UK house prices climbed for the third month in a row in September to about £100 short of a record high as rising worker pay and falling interest rates helped make mortgages more affordable for some homebuyers, according to a leading index.
Data released by Halifax, Britain’s biggest mortgage lender, showed that prices climbed by 0.3% last month, extending a streak of rising prices that began in July. The month-on-month increase matches the 0.3% rise recorded in August.
It means that the price tag of the typical UK home edged higher by £859 in cash terms to £293,399 – just shy of the £293,507 peak set in June 2022, three months before the then prime minister Liz Truss’s disastrous mini-budget.

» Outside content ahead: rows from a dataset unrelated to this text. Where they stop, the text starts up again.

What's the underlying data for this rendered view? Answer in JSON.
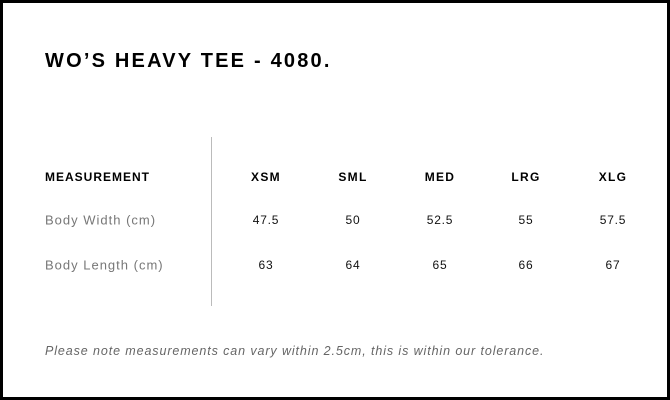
{
  "title": "WO’S HEAVY TEE - 4080.",
  "table": {
    "header": "MEASUREMENT",
    "sizes": [
      "XSM",
      "SML",
      "MED",
      "LRG",
      "XLG"
    ],
    "rows": [
      {
        "label": "Body Width (cm)",
        "values": [
          "47.5",
          "50",
          "52.5",
          "55",
          "57.5"
        ]
      },
      {
        "label": "Body Length (cm)",
        "values": [
          "63",
          "64",
          "65",
          "66",
          "67"
        ]
      }
    ]
  },
  "note": "Please note measurements can vary within 2.5cm, this is within our tolerance."
}
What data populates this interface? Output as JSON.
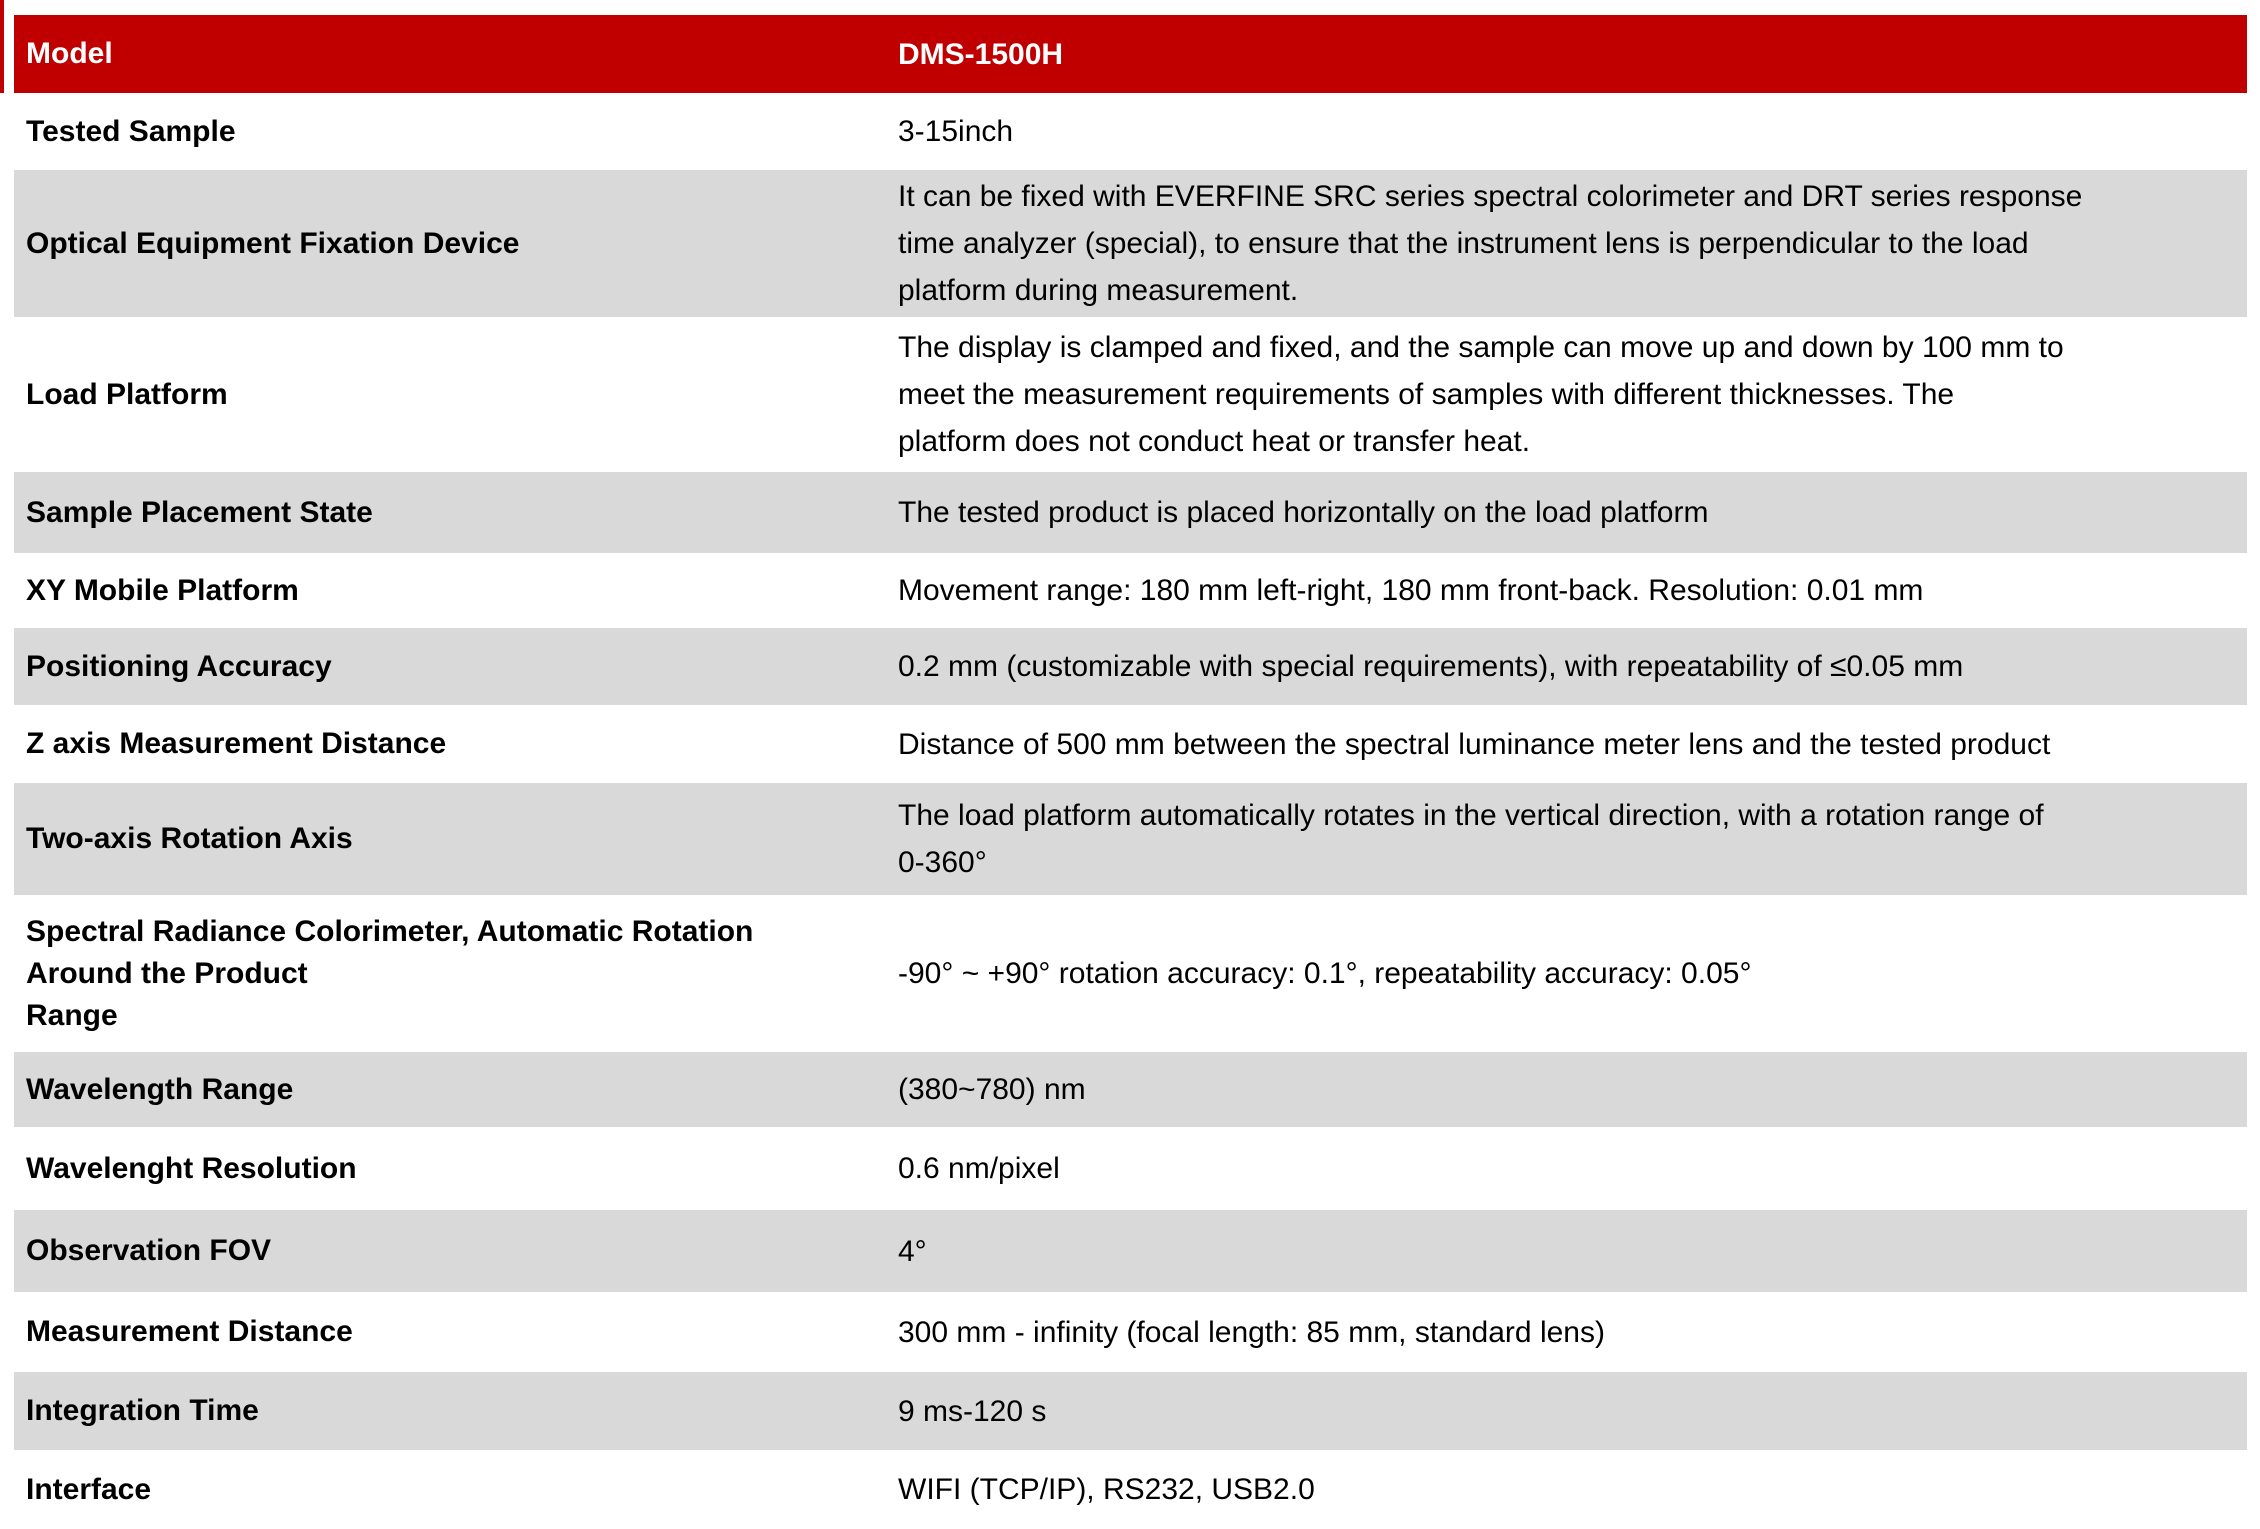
{
  "theme": {
    "header_bg": "#c00000",
    "header_text": "#ffffff",
    "row_bg": "#ffffff",
    "row_alt_bg": "#d9d9d9",
    "text": "#000000"
  },
  "table": {
    "header": {
      "label": "Model",
      "value": "DMS-1500H"
    },
    "rows": [
      {
        "label": "Tested Sample",
        "value": "3-15inch"
      },
      {
        "label": "Optical Equipment Fixation Device",
        "value": "It can be fixed with EVERFINE SRC series spectral colorimeter and DRT series response\ntime analyzer (special), to ensure that the instrument lens is perpendicular to the load\nplatform during measurement."
      },
      {
        "label": "Load Platform",
        "value": "The display is clamped and fixed, and the sample can move up and down by 100 mm to\nmeet the measurement requirements of samples with different thicknesses. The\nplatform does not conduct heat or transfer heat."
      },
      {
        "label": "Sample Placement State",
        "value": "The tested product is placed horizontally on the load platform"
      },
      {
        "label": "XY Mobile Platform",
        "value": "Movement range: 180 mm left-right, 180 mm front-back. Resolution: 0.01 mm"
      },
      {
        "label": "Positioning Accuracy",
        "value": "0.2 mm (customizable with special requirements), with repeatability of ≤0.05 mm"
      },
      {
        "label": "Z axis Measurement Distance",
        "value": "Distance of 500 mm between the spectral luminance meter lens and the tested product"
      },
      {
        "label": "Two-axis Rotation Axis",
        "value": "The load platform automatically rotates in the vertical direction, with a rotation range of\n0-360°"
      },
      {
        "label": "Spectral Radiance Colorimeter, Automatic Rotation\nAround the Product\nRange",
        "value": "-90° ~ +90° rotation accuracy: 0.1°, repeatability accuracy: 0.05°"
      },
      {
        "label": "Wavelength Range",
        "value": "(380~780) nm"
      },
      {
        "label": "Wavelenght Resolution",
        "value": "0.6 nm/pixel"
      },
      {
        "label": "Observation FOV",
        "value": "4°"
      },
      {
        "label": "Measurement Distance",
        "value": "300 mm - infinity  (focal length: 85 mm, standard lens)"
      },
      {
        "label": "Integration Time",
        "value": "9 ms-120 s"
      },
      {
        "label": "Interface",
        "value": "WIFI (TCP/IP), RS232, USB2.0"
      }
    ]
  }
}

On an annual basis, prices rose 4.7%. That is slightly higher than the 4.3% recorded in August, but still the highest rate of growth since November 2022.
The housing market has been given a leg-up by the Bank of England, which in August slashed interest rates for the first time in four-and-a half years from 5.25% to 5%. It has led to a renewed mortgage price war among commercial lenders, which have been cutting their own mortgage rates in a bid to capture a larger share of the market after months of relatively sluggish growth.
Some, such as Nationwide building society, are also raising the borrowing cap for first-time buyers, allowing some to take on mortgages worth up to six times their earnings, in order to attract new customers.